The History Of The Drone In 9 Minutes - Drones, the uncommunicative catch-all for remote controlled UAV, have become a striking sign of modernism in the past decade. First as army scouts and killers, then as delivery devices and backyard toys, the simple class of craft seized the imagination of everyone clever enough to put the words “Game of Drones” together. But the past of drones goes back more than a 100 years. This video, formed by Mashable, captures a lot of that history in just 9 mins:
The video starts with the Kettering Bug, an unmanned “aerial torpedo” advanced for World War I, though it was never used. As an unmanned weapon, the Kettering Bug has a claim as forefather to both current drones and cruise missiles. The history's mention of the Kettering Bug is paired with the early uses of of aerial shooting and spotting in that war. Done first by manned craft, scouting from the sky remains the main role of drones to this day. The MQ-1 Predator was initially developed as a scouting plane, and hand-tossed army drones like the Raven are at their core just video cameras with wings.
What is particularly important is how the video differentiates among drone strikes, a policy, and drones themselves, which are a technology that can be used for many approaches of non-conventional war. In spite of the powerful cameras on drones, indecision persists over the identity of sufferers of drone raids.
There is only so much past that can be covered in nine minutes, and in telling the last decade of drone fighting, there are a couple gaps. One is the history of armed drones among World War II and the 1980s.
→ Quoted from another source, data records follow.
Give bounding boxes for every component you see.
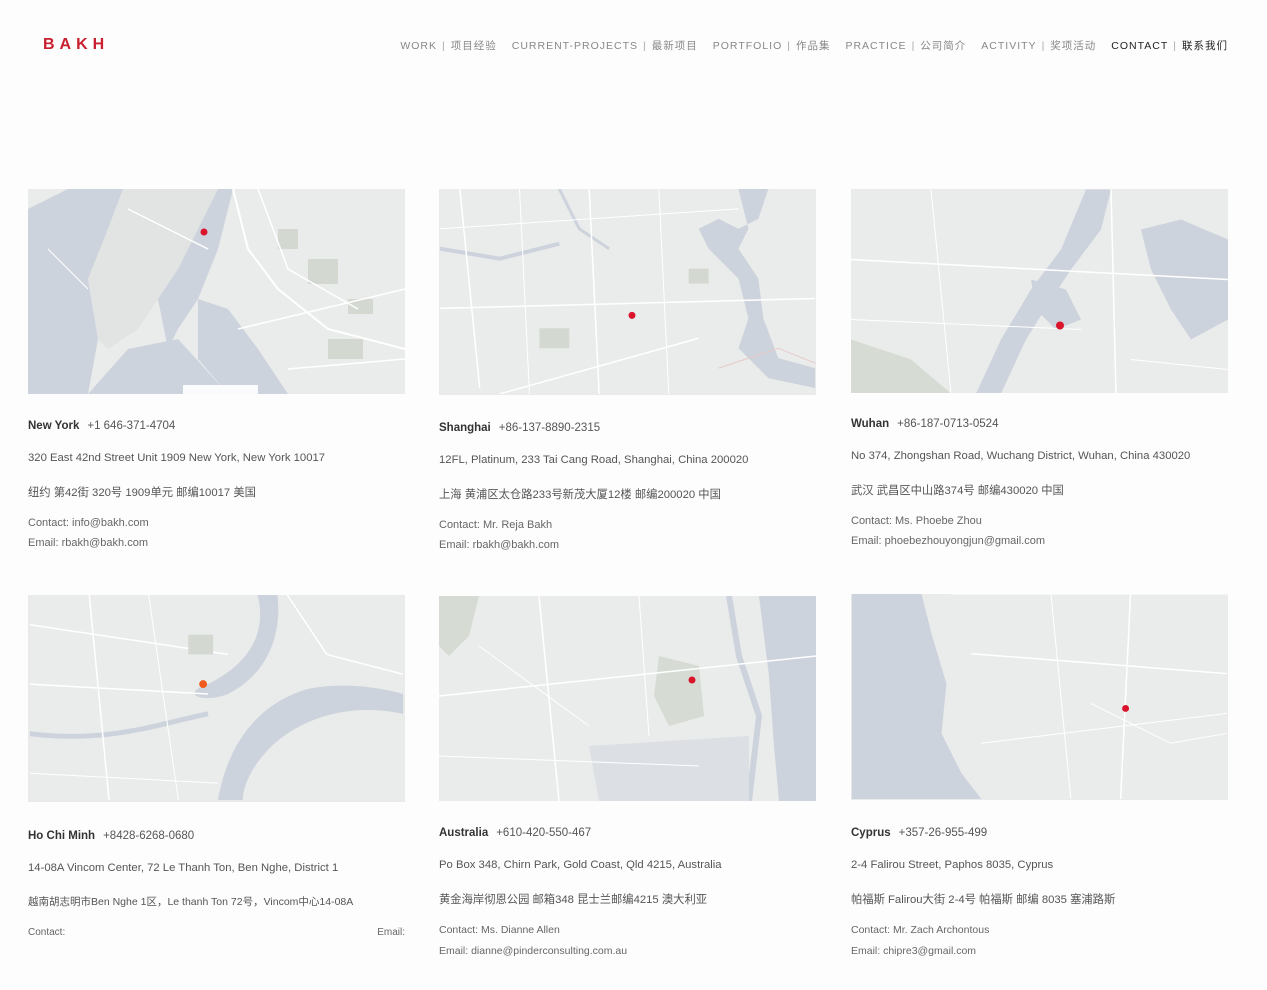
office-card-australia: Australia +610-420-550-467 Po Box 348, Ch…: [439, 596, 816, 957]
office-card-shanghai: Shanghai +86-137-8890-2315 12FL, Platinum…: [439, 189, 816, 551]
nav-separator: |: [1173, 40, 1177, 52]
office-card-ho-chi-minh: Ho Chi Minh +8428-6268-0680 14-08A Vincom…: [28, 595, 405, 938]
phone-number: +86-187-0713-0524: [897, 418, 999, 430]
nav-portfolio[interactable]: PORTFOLIO | 作品集: [713, 38, 831, 53]
address-en: 12FL, Platinum, 233 Tai Cang Road, Shang…: [439, 454, 749, 466]
wuhan-map[interactable]: [851, 189, 1228, 393]
phone-number: +1 646-371-4704: [87, 420, 176, 432]
shanghai-map[interactable]: [439, 189, 816, 395]
city-name: Cyprus: [851, 827, 891, 839]
new-york-map[interactable]: [28, 189, 405, 394]
contact-line: Contact:: [28, 927, 66, 938]
phone-number: +357-26-955-499: [898, 827, 988, 839]
nav-practice-label: PRACTICE: [845, 40, 907, 52]
nav-contact-cn: 联系我们: [1182, 40, 1228, 52]
wuhan-heading: Wuhan +86-187-0713-0524: [851, 418, 998, 430]
phone-number: +86-137-8890-2315: [498, 422, 601, 434]
nav-activity-label: ACTIVITY: [981, 40, 1037, 52]
shanghai-heading: Shanghai +86-137-8890-2315: [439, 422, 600, 434]
city-name: Shanghai: [439, 422, 491, 434]
nav-current-projects[interactable]: CURRENT-PROJECTS | 最新项目: [512, 38, 698, 53]
main-nav: WORK | 项目经验 CURRENT-PROJECTS | 最新项目 PORTFOLI…: [385, 38, 1228, 53]
address-en: 14-08A Vincom Center, 72 Le Thanh Ton, B…: [28, 862, 339, 874]
address-cn: 纽约 第42街 320号 1909单元 邮编10017 美国: [28, 487, 256, 499]
city-name: Wuhan: [851, 418, 890, 430]
phone-number: +8428-6268-0680: [103, 830, 195, 842]
address-cn: 帕福斯 Falirou大街 2-4号 帕福斯 邮编 8035 塞浦路斯: [851, 894, 1116, 906]
ho-chi-minh-map-graphic: [29, 595, 404, 800]
nav-practice[interactable]: PRACTICE | 公司简介: [845, 38, 966, 53]
nav-current-projects-cn: 最新项目: [651, 40, 698, 52]
email-link[interactable]: Email:: [377, 927, 405, 938]
contact-line: Contact: Mr. Zach Archontous: [851, 924, 990, 936]
address-en: No 374, Zhongshan Road, Wuchang District…: [851, 450, 1191, 462]
email-link[interactable]: Email: rbakh@bakh.com: [28, 537, 148, 549]
australia-map[interactable]: [439, 596, 816, 801]
office-card-new-york: New York +1 646-371-4704 320 East 42nd St…: [28, 189, 405, 549]
city-name: Australia: [439, 827, 489, 839]
email-link[interactable]: Email: phoebezhouyongjun@gmail.com: [851, 535, 1045, 547]
city-name: New York: [28, 420, 80, 432]
shanghai-map-graphic: [439, 189, 816, 394]
nav-separator: |: [442, 40, 446, 52]
nav-separator: |: [787, 40, 791, 52]
ho-chi-minh-map[interactable]: [28, 595, 405, 802]
ho-chi-minh-heading: Ho Chi Minh +8428-6268-0680: [28, 830, 194, 842]
nav-work-cn: 项目经验: [450, 40, 497, 52]
nav-portfolio-cn: 作品集: [795, 40, 831, 52]
contact-line: Contact: Mr. Reja Bakh: [439, 519, 553, 531]
email-link[interactable]: Email: rbakh@bakh.com: [439, 539, 559, 551]
address-en: Po Box 348, Chirn Park, Gold Coast, Qld …: [439, 859, 722, 871]
contact-line: Contact: Ms. Phoebe Zhou: [851, 515, 982, 527]
australia-map-graphic: [439, 596, 816, 801]
nav-contact[interactable]: CONTACT | 联系我们: [1111, 38, 1228, 53]
cyprus-map[interactable]: [851, 594, 1228, 800]
email-link[interactable]: Email: chipre3@gmail.com: [851, 945, 976, 957]
address-cn: 越南胡志明市Ben Nghe 1区，Le thanh Ton 72号，Vinco…: [28, 896, 354, 908]
bakh-logo[interactable]: BAKH: [43, 36, 109, 54]
nav-portfolio-label: PORTFOLIO: [712, 40, 783, 52]
office-card-cyprus: Cyprus +357-26-955-499 2-4 Falirou Street…: [851, 594, 1228, 957]
nav-separator: |: [643, 40, 647, 52]
address-cn: 武汉 武昌区中山路374号 邮编430020 中国: [851, 485, 1064, 497]
contact-line: Contact: Ms. Dianne Allen: [439, 924, 560, 936]
address-cn: 上海 黄浦区太仓路233号新茂大厦12楼 邮编200020 中国: [439, 489, 721, 501]
office-card-wuhan: Wuhan +86-187-0713-0524 No 374, Zhongshan…: [851, 189, 1228, 547]
city-name: Ho Chi Minh: [28, 830, 96, 842]
wuhan-map-graphic: [851, 189, 1228, 393]
nav-activity[interactable]: ACTIVITY | 奖项活动: [981, 38, 1096, 53]
email-link[interactable]: Email: dianne@pinderconsulting.com.au: [439, 945, 627, 957]
australia-heading: Australia +610-420-550-467: [439, 827, 591, 839]
address-en: 320 East 42nd Street Unit 1909 New York,…: [28, 452, 326, 464]
nav-separator: |: [1041, 40, 1046, 52]
contact-line: Contact: info@bakh.com: [28, 517, 149, 529]
nav-activity-cn: 奖项活动: [1050, 40, 1097, 52]
site-header: BAKH WORK | 项目经验 CURRENT-PROJECTS | 最新项目 POR…: [0, 0, 1267, 90]
cyprus-map-graphic: [851, 594, 1228, 799]
nav-work-label: WORK: [400, 40, 438, 52]
cyprus-heading: Cyprus +357-26-955-499: [851, 827, 987, 839]
address-en: 2-4 Falirou Street, Paphos 8035, Cyprus: [851, 859, 1054, 871]
nav-contact-label: CONTACT: [1111, 40, 1169, 52]
address-cn: 黄金海岸彻恩公园 邮箱348 昆士兰邮编4215 澳大利亚: [439, 894, 708, 906]
phone-number: +610-420-550-467: [496, 827, 592, 839]
nav-separator: |: [911, 40, 916, 52]
nav-work[interactable]: WORK | 项目经验: [400, 38, 496, 53]
new-york-map-graphic: [28, 189, 405, 394]
nav-practice-cn: 公司简介: [920, 40, 967, 52]
new-york-heading: New York +1 646-371-4704: [28, 420, 175, 432]
nav-current-projects-label: CURRENT-PROJECTS: [511, 40, 639, 52]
Starting in WWII, drones were first used as airborne targets; the droning sound of target engines is where drones got their nickname, and a connotation with targets is part of a uniformed resistance to the popular term. But even then, drones weren’t just aims. The unmanned Teledyne-Ryan Firebee, used early in the Cold War for target drill, saw service as both a scout and a bomber in the Vietnam War.
Drones used for commerce by civilians are also a growing part of our UAVs future, and while Amazon’s distribution service plans caught headlines, there’s a whole rising world of civilian drones to explore. In justice, that history is being written today. It’s a captivating history, and there is still much to discover.